In recent years, the world has seen the rise of a plethora of new technology players, including a growing number of innovative FinTech companies, who have recently entered – or are on the verge of entering – “unicorn” territory. For the largest firms, operating footprints now span multiple countries, with employees numbering in the thousands.
Despite impressive headline growth numbers, we have found that many growth and late stage companies do not have a robust Human Resources (“HR”) strategy and operating model in place to properly support their scaling aspirations. In particular, many of these firms lack robust HR policies, processes, and systems (“PP&S”) across the entire employee lifecycle. This is creating major productivity bottlenecks, sizeable regulatory and operational risks, and impacting future strategic planning efforts.

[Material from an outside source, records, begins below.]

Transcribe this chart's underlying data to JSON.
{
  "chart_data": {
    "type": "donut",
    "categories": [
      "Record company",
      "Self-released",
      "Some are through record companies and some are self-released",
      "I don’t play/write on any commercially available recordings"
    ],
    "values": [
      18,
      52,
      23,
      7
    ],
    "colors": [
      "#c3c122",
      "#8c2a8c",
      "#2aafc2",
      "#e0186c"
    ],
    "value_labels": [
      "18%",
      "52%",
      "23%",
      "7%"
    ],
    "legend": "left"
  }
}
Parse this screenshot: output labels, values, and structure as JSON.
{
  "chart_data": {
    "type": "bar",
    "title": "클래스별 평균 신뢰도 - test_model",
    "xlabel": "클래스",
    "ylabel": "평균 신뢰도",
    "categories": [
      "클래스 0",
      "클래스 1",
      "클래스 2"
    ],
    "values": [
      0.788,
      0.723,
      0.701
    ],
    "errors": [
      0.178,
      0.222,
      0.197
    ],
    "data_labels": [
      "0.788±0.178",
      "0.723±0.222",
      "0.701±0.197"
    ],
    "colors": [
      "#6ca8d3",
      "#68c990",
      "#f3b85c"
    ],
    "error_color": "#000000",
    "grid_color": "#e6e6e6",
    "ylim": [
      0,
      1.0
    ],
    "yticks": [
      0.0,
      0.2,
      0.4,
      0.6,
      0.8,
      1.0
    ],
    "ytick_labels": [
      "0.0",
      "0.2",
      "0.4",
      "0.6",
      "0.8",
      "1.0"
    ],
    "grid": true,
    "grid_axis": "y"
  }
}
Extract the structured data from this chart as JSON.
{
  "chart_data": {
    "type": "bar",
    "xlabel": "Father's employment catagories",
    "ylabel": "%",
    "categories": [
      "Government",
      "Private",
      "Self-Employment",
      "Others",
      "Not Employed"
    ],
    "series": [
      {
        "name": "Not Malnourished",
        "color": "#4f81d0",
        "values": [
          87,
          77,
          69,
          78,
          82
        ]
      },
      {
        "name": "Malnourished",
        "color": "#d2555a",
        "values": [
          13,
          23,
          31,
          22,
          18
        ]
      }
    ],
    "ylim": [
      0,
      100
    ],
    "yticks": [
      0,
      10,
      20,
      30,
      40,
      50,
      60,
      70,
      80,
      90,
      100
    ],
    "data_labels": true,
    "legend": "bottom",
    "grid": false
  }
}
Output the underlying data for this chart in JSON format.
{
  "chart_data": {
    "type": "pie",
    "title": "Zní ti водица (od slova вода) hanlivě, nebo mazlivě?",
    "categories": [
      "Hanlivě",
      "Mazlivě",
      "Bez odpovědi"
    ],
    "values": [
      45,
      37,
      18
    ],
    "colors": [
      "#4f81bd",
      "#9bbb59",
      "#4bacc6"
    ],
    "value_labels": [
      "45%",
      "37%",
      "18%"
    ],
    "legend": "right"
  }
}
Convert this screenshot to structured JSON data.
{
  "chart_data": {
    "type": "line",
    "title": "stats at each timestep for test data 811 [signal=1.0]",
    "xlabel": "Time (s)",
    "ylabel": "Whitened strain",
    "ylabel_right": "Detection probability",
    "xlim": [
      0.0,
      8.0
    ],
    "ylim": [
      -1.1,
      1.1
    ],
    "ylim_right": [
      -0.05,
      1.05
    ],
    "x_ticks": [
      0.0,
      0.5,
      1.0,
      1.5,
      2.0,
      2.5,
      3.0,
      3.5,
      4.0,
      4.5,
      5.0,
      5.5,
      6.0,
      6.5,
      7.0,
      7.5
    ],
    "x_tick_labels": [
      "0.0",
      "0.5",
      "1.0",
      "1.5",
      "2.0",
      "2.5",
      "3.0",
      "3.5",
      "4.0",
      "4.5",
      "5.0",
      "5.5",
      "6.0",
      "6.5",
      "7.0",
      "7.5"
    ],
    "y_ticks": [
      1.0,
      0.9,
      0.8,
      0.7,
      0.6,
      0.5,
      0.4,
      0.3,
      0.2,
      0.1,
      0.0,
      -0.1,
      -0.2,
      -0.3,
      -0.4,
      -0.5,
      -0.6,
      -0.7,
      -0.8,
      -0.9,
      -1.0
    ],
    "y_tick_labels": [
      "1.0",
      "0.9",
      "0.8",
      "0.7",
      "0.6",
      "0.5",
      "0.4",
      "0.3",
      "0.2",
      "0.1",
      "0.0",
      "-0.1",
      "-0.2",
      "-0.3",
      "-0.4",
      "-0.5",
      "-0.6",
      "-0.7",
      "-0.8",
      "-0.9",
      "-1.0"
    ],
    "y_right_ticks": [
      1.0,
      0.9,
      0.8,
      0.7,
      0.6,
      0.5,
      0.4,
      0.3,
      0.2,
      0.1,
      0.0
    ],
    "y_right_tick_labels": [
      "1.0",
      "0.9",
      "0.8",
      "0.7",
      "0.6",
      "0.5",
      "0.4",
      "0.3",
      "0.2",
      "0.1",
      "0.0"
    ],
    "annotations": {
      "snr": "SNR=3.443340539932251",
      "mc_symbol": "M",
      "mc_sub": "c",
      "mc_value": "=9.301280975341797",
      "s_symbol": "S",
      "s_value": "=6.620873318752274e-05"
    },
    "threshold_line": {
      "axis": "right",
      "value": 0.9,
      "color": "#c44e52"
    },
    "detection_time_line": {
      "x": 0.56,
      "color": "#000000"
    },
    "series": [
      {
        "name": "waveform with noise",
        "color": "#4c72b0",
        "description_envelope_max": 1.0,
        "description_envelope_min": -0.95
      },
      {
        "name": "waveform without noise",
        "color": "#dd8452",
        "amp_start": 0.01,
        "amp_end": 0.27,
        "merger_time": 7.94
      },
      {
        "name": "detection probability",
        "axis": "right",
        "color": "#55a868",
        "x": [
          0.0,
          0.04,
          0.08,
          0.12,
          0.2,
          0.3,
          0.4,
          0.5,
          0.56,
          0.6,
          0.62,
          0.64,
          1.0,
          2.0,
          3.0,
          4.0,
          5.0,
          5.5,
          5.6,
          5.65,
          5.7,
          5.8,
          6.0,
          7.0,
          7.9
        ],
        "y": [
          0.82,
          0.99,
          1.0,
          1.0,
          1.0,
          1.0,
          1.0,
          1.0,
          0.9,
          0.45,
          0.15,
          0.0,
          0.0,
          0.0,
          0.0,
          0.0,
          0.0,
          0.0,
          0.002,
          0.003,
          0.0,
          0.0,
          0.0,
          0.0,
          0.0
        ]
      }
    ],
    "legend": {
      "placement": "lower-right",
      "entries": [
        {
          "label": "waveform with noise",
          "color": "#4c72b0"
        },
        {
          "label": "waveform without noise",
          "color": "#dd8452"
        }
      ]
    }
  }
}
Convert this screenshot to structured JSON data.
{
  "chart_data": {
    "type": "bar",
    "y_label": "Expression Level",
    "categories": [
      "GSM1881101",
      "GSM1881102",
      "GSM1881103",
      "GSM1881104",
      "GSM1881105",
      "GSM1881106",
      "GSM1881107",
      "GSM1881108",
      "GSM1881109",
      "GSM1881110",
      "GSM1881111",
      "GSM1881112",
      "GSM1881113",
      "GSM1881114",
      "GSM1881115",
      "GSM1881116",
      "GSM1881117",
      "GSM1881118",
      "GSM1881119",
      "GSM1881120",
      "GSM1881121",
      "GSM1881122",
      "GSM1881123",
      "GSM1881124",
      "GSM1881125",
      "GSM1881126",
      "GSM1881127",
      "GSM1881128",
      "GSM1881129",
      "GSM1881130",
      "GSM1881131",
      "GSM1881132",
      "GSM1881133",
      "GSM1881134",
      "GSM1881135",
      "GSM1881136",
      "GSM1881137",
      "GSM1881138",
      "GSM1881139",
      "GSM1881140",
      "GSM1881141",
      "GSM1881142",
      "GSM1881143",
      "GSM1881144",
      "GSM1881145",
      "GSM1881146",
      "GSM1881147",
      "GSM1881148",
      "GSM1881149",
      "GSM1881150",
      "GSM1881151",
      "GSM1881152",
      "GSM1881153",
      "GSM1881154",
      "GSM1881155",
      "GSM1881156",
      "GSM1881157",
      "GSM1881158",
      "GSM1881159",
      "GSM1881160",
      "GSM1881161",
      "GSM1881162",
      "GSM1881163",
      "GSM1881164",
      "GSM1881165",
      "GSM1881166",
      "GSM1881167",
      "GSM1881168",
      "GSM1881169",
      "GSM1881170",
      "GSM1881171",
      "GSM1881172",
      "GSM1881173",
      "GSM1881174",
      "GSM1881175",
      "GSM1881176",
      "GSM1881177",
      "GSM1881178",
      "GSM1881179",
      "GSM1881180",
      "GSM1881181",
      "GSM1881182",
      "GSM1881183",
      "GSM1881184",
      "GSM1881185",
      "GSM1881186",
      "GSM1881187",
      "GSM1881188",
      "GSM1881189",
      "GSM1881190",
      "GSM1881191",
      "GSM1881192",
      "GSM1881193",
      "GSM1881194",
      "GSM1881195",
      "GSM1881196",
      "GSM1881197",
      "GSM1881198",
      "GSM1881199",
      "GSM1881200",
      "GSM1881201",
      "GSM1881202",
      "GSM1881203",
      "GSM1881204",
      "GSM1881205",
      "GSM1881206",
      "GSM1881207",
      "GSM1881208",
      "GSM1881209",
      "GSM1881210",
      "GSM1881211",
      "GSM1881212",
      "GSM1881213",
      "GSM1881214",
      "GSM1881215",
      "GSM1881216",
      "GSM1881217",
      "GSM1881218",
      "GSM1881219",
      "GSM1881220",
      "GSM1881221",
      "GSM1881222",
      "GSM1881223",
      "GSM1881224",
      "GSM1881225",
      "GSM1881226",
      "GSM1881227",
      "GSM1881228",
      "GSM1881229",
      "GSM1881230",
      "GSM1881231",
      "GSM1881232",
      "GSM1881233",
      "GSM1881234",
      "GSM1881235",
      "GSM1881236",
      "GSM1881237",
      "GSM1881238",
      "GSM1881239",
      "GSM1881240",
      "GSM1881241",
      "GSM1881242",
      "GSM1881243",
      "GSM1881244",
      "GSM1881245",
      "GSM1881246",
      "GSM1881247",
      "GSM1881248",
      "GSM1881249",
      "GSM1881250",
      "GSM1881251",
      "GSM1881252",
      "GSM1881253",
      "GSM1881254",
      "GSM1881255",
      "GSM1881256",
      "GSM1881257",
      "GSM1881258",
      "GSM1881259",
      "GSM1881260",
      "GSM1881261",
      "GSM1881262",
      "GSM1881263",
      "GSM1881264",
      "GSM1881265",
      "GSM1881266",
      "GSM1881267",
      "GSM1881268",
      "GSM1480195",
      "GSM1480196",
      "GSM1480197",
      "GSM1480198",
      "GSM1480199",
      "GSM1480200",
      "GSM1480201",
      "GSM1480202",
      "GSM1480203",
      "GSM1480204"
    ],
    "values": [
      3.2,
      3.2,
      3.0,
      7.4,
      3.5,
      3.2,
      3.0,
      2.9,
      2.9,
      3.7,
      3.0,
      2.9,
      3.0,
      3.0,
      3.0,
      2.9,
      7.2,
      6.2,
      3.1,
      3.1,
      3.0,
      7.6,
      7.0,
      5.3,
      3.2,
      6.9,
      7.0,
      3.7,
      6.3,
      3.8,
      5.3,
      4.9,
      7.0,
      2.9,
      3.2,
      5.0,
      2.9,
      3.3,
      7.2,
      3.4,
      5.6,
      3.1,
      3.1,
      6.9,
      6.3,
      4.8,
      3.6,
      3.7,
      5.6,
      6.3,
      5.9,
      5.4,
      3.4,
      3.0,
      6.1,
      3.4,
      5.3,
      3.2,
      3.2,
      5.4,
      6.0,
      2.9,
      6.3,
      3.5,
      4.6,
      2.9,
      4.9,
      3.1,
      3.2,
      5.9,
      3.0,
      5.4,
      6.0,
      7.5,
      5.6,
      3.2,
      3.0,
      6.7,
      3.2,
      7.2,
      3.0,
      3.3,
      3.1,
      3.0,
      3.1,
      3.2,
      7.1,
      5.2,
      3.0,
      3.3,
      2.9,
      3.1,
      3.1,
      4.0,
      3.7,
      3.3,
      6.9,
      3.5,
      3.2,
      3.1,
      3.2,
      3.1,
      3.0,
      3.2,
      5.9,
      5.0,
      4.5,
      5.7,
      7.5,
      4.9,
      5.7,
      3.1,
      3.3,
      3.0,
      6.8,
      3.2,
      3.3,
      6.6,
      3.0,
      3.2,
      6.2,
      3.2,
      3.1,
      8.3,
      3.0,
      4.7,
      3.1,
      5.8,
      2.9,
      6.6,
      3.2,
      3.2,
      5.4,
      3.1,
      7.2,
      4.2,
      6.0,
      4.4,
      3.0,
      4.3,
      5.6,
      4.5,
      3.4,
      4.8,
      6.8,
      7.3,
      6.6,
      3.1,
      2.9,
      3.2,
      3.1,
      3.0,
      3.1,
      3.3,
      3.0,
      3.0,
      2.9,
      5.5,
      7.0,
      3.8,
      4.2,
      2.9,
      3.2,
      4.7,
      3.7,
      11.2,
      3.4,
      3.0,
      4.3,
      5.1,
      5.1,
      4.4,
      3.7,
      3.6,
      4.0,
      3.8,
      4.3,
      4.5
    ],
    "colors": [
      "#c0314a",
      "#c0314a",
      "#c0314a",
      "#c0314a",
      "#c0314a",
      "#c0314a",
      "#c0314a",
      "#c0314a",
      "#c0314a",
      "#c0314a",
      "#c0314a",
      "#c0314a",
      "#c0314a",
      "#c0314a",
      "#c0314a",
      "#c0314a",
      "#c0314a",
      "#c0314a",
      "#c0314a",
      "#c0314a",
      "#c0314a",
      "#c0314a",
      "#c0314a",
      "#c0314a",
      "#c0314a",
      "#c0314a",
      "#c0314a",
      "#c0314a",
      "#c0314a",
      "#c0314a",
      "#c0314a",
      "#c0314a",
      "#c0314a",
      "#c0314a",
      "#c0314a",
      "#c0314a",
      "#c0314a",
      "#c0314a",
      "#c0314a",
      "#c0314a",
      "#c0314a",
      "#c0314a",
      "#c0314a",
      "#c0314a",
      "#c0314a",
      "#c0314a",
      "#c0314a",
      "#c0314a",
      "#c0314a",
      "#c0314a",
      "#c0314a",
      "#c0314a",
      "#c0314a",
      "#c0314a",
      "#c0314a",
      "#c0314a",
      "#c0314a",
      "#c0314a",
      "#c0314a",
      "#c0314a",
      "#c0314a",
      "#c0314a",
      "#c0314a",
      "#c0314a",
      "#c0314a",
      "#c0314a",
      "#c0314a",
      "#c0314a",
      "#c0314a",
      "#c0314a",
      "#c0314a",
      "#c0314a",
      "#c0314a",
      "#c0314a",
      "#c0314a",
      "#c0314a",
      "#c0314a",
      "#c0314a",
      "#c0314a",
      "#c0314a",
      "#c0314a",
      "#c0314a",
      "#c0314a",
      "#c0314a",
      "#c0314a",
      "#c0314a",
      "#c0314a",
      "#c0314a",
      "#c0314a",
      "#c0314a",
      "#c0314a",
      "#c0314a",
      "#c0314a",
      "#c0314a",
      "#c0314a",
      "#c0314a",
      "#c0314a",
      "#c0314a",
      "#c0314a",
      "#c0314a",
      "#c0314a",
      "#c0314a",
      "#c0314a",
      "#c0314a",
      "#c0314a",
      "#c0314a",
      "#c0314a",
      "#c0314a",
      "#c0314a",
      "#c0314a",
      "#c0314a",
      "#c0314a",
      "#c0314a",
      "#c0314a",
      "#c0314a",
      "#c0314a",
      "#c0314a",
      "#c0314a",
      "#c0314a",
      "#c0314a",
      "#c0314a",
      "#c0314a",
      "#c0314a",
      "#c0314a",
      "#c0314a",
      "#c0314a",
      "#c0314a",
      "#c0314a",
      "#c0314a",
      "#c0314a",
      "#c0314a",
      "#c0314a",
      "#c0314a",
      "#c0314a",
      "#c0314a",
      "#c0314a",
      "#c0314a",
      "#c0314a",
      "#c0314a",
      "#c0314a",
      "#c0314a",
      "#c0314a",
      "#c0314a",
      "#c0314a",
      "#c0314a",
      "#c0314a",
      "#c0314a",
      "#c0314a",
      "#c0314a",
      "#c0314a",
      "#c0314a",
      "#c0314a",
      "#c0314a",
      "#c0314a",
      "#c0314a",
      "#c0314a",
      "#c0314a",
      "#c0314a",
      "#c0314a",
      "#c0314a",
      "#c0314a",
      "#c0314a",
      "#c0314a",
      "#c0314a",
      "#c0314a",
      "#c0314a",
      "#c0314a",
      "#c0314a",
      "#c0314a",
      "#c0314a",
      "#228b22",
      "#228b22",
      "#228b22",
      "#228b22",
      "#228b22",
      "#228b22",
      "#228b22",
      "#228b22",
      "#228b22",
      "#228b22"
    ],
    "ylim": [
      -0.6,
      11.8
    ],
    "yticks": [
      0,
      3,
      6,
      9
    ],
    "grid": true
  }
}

The risks associated with deficiencies in HR protocols cannot be underestimated. Our discussions with numerous large-scale FinTech companies revealed that many had run into considerable problems with national regulators, especially in Asia. Some were forced to suspend their hiring plans, while others have been slapped with punitive fines, severely hampering their growth efforts. Moreover, the reputational fallout with having a poor “people culture” has adverse consequences for employee morale and a company’s public image.
In addition, the absence of clear protocols around compensation, promotions, and performance evaluation, which are often viewed as a “black box” by startup employees, is having a material impact on staff engagement. This is typically exacerbated by loosely defined roles and responsibilities as personnel take on multiple tasks in response to rapid scaling and continued product and service pivots. As a by-product, employee satisfaction – and ultimately, retention – suffers, creating challenges around business continuity while driving up hidden costs. We estimate that some of the largest regional FinTech unicorns are spending up to USD 45 million p.a. on hidden replacement costs due to exceptionally high staff turnover – a figure they simply cannot afford to ignore.
While typically considered as an afterthought, we believe many companies need to take a more proactive stance with respect to their HR strategies and operating model, particularly with respect to their PP&S efforts. Not only does a sound HR strategy allow organisations to reduce their risks (in particular, by ensuring they are fully compliant with national regulations), but a renewed focus on the human factor is critical for any firm that is serious about attracting and retaining the best talent to support their growth ambitions.